The Random Forest Classifier has the highest accuracy, but its recall is very low, indicating it misses a large number of actual positives. On the other hand, the Naive Bayes Classifier has the highest recall but suffers from very low accuracy and precision.

Considering a balance of accuracy, precision, recall, F1-score, and AUC score, Gradient Boosting Classifier appears to be the most optimum model.

##### Implications on the Business
###### Using the Gradient Boosting Classifier can provide the following benefits to the business:

Improved Prediction Accuracy: Higher accuracy and AUC scores indicate better performance in distinguishing between classes, leading to more reliable predictions.

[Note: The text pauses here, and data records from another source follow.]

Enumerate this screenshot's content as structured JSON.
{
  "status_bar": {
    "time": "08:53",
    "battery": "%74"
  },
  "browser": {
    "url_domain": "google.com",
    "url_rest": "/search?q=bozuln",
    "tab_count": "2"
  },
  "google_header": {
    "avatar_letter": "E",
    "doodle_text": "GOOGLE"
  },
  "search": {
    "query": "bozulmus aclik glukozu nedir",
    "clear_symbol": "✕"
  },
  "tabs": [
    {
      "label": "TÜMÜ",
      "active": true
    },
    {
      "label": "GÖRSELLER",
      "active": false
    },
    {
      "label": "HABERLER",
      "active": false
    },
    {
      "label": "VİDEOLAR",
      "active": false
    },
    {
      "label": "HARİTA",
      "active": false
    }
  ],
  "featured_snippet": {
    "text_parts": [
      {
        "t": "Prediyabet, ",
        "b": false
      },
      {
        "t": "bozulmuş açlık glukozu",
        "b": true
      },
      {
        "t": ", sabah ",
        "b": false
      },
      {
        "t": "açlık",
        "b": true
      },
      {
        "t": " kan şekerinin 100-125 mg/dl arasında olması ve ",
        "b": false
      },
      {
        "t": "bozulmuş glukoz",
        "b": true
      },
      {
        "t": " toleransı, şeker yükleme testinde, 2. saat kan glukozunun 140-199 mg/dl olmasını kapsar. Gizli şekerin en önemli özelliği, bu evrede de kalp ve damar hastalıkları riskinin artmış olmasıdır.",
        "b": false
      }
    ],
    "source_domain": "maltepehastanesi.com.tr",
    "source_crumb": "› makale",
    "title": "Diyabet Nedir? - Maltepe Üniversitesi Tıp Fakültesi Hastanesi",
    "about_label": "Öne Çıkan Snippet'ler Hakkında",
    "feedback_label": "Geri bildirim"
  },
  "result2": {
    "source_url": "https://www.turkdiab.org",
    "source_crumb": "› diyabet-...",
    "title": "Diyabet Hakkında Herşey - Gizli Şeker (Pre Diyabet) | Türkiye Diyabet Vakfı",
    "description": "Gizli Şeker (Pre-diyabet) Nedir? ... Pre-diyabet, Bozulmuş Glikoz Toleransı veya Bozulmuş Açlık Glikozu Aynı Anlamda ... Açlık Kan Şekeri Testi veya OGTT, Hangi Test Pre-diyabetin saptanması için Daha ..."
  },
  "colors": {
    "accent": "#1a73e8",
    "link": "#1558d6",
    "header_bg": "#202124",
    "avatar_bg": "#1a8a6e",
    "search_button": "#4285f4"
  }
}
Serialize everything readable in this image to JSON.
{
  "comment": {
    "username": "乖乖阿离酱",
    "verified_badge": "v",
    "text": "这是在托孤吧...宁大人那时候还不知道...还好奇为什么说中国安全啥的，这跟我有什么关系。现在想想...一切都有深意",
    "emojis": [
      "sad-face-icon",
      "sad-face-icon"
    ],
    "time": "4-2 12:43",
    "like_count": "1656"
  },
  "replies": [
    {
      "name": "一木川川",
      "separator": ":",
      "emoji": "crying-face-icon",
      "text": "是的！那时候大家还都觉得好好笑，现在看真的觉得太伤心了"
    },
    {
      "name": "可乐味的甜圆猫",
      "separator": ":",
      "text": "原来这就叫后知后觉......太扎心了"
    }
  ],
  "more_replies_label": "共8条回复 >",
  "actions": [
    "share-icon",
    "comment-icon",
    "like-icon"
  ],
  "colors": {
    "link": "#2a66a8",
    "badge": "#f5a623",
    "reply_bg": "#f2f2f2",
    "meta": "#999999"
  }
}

Balanced Performance: Good precision and recall balance, ensuring fewer false positives and false negatives, which is crucial for decision-making processes.

Customer Satisfaction: Reliable predictions can improve customer satisfaction by providing accurate results, enhancing trust in the system.

Resource Allocation: Better prediction performance can optimize resource allocation, ensuring efforts and investments are directed towards the right areas.

Risk Management: Enhanced ability to predict and manage risks by accurately identifying potential issues or opportunities.
Adopting the Gradient Boosting Classifier can significantly enhance the business's decision-making capabilities, leading to better outcomes and improved efficiency.